Пьянков снёс его на чердак, где мой спутник пока и опочил от своих разнообразных обязанностей. Подруга принесла в приданое корзину с бельём, зонтик, летнее пальто, флакон с одеколоном и веер. Для укрепления брачного союза я купил ей чёрный платок с красной бахромой, в нём она походила на цыганку. Обозревая подругу, лампу, открытки и примус, я нашёл, что всё хорошо, после чего предался семейному счастью. Оно было несомненным. Тем не менее, начитавшись романов, я оказался очень наивным и впервые на опыте познал различие между правдой художественной и правдой действительной.
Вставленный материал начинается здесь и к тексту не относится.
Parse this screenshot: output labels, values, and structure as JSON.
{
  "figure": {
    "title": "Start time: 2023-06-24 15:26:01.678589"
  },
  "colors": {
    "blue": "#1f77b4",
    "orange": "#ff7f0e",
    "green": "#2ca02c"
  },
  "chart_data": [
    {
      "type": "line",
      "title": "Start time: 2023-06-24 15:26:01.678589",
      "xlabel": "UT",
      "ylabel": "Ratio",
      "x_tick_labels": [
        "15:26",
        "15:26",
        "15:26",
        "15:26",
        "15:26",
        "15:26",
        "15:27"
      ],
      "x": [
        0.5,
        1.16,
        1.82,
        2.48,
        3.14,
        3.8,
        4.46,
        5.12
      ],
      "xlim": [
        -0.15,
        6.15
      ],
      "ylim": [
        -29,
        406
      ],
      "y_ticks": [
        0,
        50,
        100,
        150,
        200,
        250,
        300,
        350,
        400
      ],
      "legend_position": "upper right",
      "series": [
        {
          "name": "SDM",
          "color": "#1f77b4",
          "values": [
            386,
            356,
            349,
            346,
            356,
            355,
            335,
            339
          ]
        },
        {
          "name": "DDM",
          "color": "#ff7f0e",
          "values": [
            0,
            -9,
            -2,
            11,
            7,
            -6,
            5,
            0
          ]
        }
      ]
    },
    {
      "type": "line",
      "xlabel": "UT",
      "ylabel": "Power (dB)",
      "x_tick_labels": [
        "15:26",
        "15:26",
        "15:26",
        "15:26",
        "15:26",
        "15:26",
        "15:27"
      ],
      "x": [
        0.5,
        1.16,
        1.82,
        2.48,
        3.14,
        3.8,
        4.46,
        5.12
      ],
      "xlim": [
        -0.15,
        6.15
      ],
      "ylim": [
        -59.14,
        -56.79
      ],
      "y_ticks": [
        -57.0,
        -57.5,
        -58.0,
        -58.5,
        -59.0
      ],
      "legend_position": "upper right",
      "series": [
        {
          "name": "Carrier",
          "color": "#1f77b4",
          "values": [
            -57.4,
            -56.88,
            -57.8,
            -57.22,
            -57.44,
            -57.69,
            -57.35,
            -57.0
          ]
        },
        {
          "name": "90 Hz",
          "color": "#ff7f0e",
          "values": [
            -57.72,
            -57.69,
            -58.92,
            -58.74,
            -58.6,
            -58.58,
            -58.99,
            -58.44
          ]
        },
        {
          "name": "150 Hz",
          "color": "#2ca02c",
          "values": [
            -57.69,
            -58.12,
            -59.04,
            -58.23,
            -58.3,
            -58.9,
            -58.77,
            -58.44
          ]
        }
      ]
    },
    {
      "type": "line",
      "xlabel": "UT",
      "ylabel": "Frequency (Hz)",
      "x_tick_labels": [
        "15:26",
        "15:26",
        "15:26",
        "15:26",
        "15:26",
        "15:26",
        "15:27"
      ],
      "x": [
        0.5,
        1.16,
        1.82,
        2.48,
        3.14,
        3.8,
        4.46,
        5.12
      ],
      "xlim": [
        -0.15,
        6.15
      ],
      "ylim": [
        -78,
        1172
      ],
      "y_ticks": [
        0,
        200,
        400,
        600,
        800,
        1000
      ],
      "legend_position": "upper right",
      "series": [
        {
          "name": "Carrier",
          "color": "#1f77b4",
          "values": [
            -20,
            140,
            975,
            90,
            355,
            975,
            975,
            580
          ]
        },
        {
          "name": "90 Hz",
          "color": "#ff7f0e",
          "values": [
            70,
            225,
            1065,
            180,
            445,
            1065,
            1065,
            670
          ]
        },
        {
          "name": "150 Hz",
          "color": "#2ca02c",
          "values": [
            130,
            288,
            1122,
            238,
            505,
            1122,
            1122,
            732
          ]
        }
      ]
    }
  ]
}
Впрочем, это не мешало испытать прелесть мирных вечеров, когда огонь в лампе приспущен, а зелёный абажур скрадывает подробности. Дни наши были безмятежны, но спустя несколько недель во мне стали усиливаться знакомые бродяжьи наклонности. Я затосковал по приятелям, по кружкам и собраниям, по тайным квартирам и явочным адресам, по неожиданным встречам, по революционной сутолоке. Меня уже не прельщала несложная правда моря и рыбаков, и всё больше и всё чаще я находил справедливыми жалобы Степана на «треклятую дыру». Жаль было покидать подругу, но я уже полагал, что зелёным абажуром и совместным чтением сборников «Знания» злоупотреблять нельзя. «Пора встряхнуться», — убеждал я подругу. Она служила кассиршей. Я предлагал ей остаться в городе, пока я буду «устраиваться». На это уйдет месяц-другой. Подруга со мной соглашалась, но прибавила, что её томят грустные предчувствия; жизнь складывается беспокойно и странно: не успели побыть вместе шесть недель, и уже должны разлучиться, — и неизвестно, когда увидимся. Разговор этот между нами происходил в сумерках. Подруга приводила в порядок «мой гардероб». Глядя на её склоненную голову, на тонкие смуглые пальцы, будто потерявшие от наступающей темноты вес, на её заботливое лицо, ставшее мне родным, я и сам ощутил горечь, тоску и даже обиду на жизнь.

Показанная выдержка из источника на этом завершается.